You can use and modify lecture code as necessary for this project. However, make sure you understand the concepts before using the code.
You should NOT wait until you have covered all of the associated lecture content to start the project. You should develop the project iteratively as you progress throughout the semester, integrating concepts one at a time into your project code.
Suggestions
Your goal should be to get to testable code as quickly as possible first, and then developing iteratively to pass the functionality tests. One possible breakdown of tasks are:
-
Figure out how to run tests individually and focus only on the first test method until that test passes. Do NOT run all of the tests at once!
-
Create code that handles parsing command-line arguments for the first test. Output the parsed arguments to the console.
-
Create code that is able to parse the single text file specified by the first test into word stems.
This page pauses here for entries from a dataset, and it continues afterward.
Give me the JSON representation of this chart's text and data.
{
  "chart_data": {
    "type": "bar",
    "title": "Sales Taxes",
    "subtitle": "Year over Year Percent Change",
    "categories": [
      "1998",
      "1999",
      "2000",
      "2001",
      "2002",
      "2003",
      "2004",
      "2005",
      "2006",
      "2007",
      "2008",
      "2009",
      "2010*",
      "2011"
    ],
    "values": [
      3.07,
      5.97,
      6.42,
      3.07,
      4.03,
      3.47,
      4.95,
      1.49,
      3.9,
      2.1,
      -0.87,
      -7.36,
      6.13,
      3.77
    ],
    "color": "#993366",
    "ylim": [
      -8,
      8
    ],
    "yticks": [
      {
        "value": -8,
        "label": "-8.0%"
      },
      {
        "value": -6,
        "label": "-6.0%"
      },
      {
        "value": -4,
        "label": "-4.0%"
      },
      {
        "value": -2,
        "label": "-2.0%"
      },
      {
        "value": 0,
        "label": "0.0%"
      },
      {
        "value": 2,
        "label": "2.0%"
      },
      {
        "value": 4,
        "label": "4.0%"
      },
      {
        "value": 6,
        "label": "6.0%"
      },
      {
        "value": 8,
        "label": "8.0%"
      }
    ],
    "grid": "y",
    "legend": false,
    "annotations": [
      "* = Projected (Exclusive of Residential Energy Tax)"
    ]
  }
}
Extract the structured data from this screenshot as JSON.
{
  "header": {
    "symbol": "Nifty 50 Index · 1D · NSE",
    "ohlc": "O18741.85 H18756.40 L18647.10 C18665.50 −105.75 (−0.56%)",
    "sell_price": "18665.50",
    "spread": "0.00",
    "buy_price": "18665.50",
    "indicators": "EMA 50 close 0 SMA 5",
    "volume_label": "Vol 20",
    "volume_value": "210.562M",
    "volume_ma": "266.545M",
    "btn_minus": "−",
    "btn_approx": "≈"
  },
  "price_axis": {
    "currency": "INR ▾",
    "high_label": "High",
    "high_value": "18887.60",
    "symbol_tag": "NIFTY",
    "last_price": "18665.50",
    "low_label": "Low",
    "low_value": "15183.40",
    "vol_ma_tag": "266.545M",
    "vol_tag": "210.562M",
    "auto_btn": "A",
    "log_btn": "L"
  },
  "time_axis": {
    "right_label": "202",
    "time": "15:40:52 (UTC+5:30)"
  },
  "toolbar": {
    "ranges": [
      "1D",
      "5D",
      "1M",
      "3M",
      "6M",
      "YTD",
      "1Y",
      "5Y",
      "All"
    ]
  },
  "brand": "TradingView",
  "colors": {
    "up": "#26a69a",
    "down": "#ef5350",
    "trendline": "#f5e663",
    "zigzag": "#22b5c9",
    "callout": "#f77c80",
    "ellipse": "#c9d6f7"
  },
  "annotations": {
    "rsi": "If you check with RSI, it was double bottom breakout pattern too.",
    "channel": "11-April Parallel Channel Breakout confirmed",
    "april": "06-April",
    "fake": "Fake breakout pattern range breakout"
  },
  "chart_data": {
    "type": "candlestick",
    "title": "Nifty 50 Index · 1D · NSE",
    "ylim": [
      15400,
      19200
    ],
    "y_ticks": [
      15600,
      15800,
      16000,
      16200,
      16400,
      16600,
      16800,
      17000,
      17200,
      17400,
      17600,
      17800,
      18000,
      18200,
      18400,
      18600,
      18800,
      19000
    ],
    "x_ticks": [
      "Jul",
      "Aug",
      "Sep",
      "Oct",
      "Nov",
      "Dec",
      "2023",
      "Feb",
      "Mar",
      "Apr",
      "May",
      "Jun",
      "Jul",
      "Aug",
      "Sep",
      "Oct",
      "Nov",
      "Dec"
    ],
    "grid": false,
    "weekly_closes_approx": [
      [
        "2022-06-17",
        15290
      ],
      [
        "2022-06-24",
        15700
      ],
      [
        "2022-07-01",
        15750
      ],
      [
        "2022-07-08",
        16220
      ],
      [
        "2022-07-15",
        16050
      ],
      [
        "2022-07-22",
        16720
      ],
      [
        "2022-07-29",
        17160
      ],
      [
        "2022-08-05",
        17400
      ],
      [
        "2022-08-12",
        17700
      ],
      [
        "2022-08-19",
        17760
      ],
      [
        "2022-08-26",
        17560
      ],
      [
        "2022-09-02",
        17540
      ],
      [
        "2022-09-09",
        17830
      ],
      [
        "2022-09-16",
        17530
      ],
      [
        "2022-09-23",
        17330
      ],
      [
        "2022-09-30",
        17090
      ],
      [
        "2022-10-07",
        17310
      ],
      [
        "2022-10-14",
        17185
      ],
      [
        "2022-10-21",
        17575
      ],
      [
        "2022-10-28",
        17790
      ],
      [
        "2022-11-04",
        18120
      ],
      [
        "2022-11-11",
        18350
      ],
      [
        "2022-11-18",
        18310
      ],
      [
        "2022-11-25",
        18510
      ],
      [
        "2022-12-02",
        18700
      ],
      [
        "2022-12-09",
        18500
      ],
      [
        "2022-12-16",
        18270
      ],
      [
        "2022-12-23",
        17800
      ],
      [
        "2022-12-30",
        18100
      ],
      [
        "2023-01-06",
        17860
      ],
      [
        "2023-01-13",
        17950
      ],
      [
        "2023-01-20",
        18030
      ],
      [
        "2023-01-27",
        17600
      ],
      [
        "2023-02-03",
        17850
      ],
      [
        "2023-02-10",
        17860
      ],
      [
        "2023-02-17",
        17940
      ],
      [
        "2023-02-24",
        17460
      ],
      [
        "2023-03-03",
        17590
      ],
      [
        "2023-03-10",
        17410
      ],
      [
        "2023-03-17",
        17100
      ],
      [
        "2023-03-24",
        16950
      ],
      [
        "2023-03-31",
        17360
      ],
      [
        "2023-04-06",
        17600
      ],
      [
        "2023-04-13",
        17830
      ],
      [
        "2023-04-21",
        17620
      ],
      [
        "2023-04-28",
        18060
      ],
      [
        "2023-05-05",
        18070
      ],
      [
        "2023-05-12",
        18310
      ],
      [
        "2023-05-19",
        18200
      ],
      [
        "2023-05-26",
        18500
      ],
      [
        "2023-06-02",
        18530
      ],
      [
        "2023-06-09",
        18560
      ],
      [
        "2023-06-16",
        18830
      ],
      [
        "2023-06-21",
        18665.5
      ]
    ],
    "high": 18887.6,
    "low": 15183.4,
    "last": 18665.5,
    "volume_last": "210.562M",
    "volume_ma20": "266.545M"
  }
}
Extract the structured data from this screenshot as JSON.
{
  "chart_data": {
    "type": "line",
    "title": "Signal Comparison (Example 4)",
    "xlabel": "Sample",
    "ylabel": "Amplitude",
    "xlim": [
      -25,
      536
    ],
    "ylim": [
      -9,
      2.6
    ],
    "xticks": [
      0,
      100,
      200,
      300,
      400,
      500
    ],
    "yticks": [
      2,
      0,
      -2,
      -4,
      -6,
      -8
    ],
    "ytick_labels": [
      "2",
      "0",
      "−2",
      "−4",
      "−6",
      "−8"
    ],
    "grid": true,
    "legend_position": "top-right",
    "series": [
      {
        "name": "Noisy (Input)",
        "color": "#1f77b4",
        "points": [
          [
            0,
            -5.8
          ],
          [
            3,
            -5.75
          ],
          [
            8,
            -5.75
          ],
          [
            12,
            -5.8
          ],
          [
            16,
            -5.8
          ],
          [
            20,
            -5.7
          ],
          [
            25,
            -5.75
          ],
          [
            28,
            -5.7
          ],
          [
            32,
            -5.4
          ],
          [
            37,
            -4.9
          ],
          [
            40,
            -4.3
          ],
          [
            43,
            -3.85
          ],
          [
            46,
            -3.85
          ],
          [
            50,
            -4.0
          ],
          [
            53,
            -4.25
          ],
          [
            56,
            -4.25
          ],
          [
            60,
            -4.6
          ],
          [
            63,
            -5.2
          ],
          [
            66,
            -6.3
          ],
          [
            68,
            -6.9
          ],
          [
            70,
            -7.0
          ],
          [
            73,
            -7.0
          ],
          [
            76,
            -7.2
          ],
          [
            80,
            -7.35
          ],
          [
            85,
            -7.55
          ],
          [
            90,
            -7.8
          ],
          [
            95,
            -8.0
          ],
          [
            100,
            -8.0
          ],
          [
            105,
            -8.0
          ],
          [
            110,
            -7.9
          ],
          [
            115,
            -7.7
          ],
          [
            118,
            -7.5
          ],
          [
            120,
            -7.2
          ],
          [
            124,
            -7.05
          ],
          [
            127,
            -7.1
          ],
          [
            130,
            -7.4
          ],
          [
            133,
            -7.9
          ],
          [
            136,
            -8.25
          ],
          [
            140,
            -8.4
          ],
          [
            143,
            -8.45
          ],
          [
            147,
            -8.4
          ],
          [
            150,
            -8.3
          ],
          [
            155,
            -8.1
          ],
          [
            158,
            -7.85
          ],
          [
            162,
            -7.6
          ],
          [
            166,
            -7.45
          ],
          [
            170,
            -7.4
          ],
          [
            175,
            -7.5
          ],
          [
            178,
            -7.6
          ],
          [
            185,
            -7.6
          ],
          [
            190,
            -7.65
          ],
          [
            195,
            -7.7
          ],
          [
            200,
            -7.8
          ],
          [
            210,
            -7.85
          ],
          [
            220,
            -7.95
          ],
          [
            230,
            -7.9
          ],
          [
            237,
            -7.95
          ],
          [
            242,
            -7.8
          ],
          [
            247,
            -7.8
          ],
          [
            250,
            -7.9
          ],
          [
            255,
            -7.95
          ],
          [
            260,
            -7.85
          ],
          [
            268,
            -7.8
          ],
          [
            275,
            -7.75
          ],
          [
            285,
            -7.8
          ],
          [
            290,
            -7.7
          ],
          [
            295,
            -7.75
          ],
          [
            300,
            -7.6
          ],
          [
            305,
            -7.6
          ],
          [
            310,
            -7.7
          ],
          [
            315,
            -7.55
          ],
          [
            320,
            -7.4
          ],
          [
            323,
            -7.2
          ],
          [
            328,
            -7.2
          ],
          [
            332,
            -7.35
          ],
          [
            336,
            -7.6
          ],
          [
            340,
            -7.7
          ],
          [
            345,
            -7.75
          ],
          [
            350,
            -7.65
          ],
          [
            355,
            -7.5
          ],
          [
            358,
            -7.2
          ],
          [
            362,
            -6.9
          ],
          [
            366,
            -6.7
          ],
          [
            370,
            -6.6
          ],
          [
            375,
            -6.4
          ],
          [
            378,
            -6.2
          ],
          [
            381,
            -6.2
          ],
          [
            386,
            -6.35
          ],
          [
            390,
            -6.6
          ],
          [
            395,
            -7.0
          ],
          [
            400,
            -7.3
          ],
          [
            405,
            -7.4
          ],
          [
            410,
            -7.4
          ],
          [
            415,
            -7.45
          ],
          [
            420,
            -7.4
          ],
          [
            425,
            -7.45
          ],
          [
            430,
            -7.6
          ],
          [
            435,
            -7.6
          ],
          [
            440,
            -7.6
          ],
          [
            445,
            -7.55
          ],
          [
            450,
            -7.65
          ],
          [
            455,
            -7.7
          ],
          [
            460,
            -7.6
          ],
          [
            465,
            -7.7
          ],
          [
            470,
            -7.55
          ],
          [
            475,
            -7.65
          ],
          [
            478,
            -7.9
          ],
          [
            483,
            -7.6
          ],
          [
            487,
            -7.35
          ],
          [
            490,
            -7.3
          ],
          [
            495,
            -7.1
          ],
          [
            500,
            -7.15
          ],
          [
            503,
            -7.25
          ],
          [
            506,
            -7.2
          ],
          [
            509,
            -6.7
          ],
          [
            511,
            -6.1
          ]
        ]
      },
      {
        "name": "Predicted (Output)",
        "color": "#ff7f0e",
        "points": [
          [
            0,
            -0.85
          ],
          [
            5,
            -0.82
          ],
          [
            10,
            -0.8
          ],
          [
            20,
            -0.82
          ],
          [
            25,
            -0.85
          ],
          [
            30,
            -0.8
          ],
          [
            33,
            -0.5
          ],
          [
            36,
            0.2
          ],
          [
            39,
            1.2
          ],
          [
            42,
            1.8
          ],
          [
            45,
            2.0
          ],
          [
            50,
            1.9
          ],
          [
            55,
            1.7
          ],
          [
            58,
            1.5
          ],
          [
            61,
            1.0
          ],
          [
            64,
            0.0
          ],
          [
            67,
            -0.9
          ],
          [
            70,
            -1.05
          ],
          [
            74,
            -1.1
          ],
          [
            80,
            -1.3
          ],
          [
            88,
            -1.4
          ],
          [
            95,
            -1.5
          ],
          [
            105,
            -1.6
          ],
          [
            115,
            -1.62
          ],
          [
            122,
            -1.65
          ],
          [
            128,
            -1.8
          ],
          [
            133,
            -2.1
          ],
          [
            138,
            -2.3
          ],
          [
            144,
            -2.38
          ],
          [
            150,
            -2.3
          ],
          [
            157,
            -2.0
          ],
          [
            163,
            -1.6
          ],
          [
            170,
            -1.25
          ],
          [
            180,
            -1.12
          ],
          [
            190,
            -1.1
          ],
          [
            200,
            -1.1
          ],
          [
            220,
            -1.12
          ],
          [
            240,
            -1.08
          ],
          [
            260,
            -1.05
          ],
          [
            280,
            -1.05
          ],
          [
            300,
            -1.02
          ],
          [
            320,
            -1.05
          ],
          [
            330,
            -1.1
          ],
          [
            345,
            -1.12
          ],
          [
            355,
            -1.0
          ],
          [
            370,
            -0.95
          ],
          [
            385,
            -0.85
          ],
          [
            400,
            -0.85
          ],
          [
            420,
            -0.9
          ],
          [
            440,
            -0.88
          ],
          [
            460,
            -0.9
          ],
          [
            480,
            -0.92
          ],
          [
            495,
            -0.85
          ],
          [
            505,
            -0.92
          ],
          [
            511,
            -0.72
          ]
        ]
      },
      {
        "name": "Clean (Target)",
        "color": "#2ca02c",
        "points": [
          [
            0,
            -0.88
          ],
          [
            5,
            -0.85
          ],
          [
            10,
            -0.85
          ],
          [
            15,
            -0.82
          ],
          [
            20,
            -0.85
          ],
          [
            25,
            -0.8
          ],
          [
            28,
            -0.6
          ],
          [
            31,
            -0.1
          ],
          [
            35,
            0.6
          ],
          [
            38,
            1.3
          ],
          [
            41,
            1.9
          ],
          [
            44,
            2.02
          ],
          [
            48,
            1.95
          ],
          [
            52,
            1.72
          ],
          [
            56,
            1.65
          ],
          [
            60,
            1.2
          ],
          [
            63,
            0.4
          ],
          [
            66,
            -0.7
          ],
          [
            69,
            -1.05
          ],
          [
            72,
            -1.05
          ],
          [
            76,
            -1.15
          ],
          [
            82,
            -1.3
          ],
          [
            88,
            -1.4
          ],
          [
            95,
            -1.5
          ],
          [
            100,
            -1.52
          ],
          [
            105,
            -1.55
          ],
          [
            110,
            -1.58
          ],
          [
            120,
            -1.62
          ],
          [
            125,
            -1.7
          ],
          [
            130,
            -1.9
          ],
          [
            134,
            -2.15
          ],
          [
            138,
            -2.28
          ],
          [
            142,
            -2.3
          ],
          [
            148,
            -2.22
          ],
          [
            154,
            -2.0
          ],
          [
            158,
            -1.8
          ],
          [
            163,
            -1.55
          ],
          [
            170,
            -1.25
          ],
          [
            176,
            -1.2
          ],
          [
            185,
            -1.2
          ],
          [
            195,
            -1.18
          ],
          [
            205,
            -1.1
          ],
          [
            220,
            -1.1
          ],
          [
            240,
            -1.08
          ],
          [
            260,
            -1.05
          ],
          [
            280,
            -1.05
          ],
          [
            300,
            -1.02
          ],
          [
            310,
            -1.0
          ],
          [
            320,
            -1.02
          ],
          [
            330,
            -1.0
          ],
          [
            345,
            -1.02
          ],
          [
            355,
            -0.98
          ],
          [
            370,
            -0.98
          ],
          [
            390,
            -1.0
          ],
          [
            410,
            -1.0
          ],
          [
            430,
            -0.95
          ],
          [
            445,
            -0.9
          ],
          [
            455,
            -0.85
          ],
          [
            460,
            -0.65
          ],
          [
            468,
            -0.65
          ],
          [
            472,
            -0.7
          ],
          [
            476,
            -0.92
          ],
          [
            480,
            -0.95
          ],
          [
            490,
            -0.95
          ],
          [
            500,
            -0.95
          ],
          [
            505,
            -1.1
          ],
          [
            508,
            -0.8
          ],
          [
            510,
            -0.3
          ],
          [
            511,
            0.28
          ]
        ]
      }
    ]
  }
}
Output the stems to the console.
-
Create code that is able to write the word stems to the JSON file specified by the first test. Do NOT worry about the data structure or format of the output file yet!
-
Compare the actual output file produced by your code to the expected file. While the output format will not match, you want to manually check the same stems are found in both files.
You now have testable code at this point. Once you have testable code, try working on the following:
-
Create the data structure that will store your inverted index.
-
Create code to output your data structure to file, but not yet in the right format. Manually check that the word stems, path locations, and word positions match the expected output.
-
Create code to output your data structure to file in proper “pretty” JSON format.
Start trying to pass all of the single file tests. Do not move on until the tests for single files are passing. Then, try the following:
-
Create code to find all of the text files in a directory and output those to the console. Manually check that it is finding the right set of text files.
-
Create code (ideally reusing what you already have) to process the text files into your inverted index data structure.
Then, start trying to pass the directory tests. Do not move on until those tests are passing. Finally, work on the exception tests last after everything else is passing.
It is important to get started early so you have plenty of time to think about how you want to approach the project and start coding iteratively. Planning to complete the code in too large of a chunk is a recipe to get stuck and fall behind!
These hints may or may not be useful depending on your approach. Do not be overly concerned if you do not find these hints helpful for your approach for this project.